In 2012, he entered a plea of guilty to charges of spying, conspiracy to commit murder, and “providing material support for terrorism”. The years he spent cooperating with US personnel were given credit when he was sentenced in 2021 to a period of imprisonment totaling more than 10 years, according to the Pentagon’s statement on Thursday. “He has since served out his sentence.” To accommodate prisoners taken during the “war on terror,” the Guantanamo detention center opened its doors in 2002.

The prison, which is housed within a US military post in Cuba, employs a legal system run by military tribunals that do not uphold the same rights as conventional US courts. While Washington searches for nations to accept them after their release, detainees who have been given the all-clear sometimes remain at Guantanamo for years.
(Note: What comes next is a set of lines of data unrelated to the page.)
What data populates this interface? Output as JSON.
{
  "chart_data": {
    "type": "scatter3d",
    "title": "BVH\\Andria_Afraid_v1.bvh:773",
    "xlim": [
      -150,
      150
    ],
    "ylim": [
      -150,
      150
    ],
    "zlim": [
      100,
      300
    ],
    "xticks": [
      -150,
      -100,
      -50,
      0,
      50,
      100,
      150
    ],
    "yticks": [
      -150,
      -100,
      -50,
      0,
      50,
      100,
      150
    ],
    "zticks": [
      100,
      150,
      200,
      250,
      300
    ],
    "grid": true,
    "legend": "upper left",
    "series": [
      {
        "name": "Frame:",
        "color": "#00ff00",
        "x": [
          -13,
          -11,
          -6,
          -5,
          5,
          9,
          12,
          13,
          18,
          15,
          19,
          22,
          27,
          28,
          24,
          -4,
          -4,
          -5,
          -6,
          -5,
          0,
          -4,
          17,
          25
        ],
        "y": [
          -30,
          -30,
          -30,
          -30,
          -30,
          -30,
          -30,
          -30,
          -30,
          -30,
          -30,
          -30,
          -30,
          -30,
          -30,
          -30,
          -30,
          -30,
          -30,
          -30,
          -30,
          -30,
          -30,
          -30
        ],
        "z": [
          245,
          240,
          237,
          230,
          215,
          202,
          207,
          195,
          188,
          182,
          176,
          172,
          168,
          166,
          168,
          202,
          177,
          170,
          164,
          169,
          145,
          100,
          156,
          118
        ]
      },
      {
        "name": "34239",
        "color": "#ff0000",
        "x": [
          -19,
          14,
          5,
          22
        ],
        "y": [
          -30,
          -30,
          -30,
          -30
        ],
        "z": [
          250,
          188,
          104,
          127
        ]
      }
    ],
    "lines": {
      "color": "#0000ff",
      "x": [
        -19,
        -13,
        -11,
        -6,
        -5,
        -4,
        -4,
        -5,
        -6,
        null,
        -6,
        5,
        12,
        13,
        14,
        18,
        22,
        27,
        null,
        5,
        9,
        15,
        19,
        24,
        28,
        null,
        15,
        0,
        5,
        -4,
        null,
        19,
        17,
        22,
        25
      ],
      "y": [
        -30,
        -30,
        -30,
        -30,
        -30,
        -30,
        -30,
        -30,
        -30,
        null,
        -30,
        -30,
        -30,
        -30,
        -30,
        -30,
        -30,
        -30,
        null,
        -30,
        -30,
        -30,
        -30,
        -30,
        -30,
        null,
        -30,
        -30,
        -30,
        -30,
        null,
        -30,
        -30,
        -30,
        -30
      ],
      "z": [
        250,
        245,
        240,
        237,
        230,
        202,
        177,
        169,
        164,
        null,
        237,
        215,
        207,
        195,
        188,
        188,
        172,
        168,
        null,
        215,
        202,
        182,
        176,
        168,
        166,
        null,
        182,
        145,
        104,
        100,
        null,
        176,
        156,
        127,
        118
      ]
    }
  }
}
Even while it was “wonderful” that Khan was released, other detainees who have been given the go-ahead for transfer have little options to hasten their release, according to Andy Worthington, a co-founder of the Close Guantanamo campaign. According to Worthington, the 20 guys who were permitted to be released “cannot go anywhere.” Their release truly depends only on the US government’s will. And that isn’t how it ought to be.

It’s an issue stemming from the fact that Guantánamo was built in an area where the law didn’t apply. The Pentagon was grateful to Belize on Thursday for helping with “ongoing US efforts focused on appropriately lowering the detainee population and ultimately shutting the Guantanamo Bay facility.”

In the past, the facility held up to 800 prisoners, many of whom had previously been held at secret CIA facilities known as “black sites” and tortured as part of a so-called “enhanced interrogation” program approved by the government of former President George W. Bush. Khan and other captives were subjected to various forms of torture at these facilities, according to a 2014 US Senate study.

According to Khan’s comments on Thursday, “I was a ghost, a walking dead man.” “The CIA desired that I stay in this state permanently. I often wished for death to end the horror and suffering while I was being tortured. The Center for Constitutional Rights, a legal advocacy organization, was “thrilled” by Khan’s release, according to Wells Dixon, a senior attorney there who represented Khan. Belize did an exceptional job of preparing for his resettlement, and their achievement serves as a model for other nations to take men who no one believes should remain at Guantanamo but who cannot return to their home countries for humanitarian reasons, Dixon said in a statement.

Days before the first-ever trip by an expert from the UN to Guantanamo, Khan was freed. The journey, which is anticipated to start the following week, will be conducted by Fionnuala Ni Aolain, the special UN rapporteur on the promotion and protection of human rights and fundamental freedoms while combatting terrorism. After the visit, she will present her findings and suggestions.

Pakistani prisoner detained for 16 years at Guantanamo Bay approved for release

Over the next three months, Ni Aolain will also speak with Guantanamo captives who were released as well as survivors of September 11, 2001, attacks in the US, according to the UN Human Rights Office.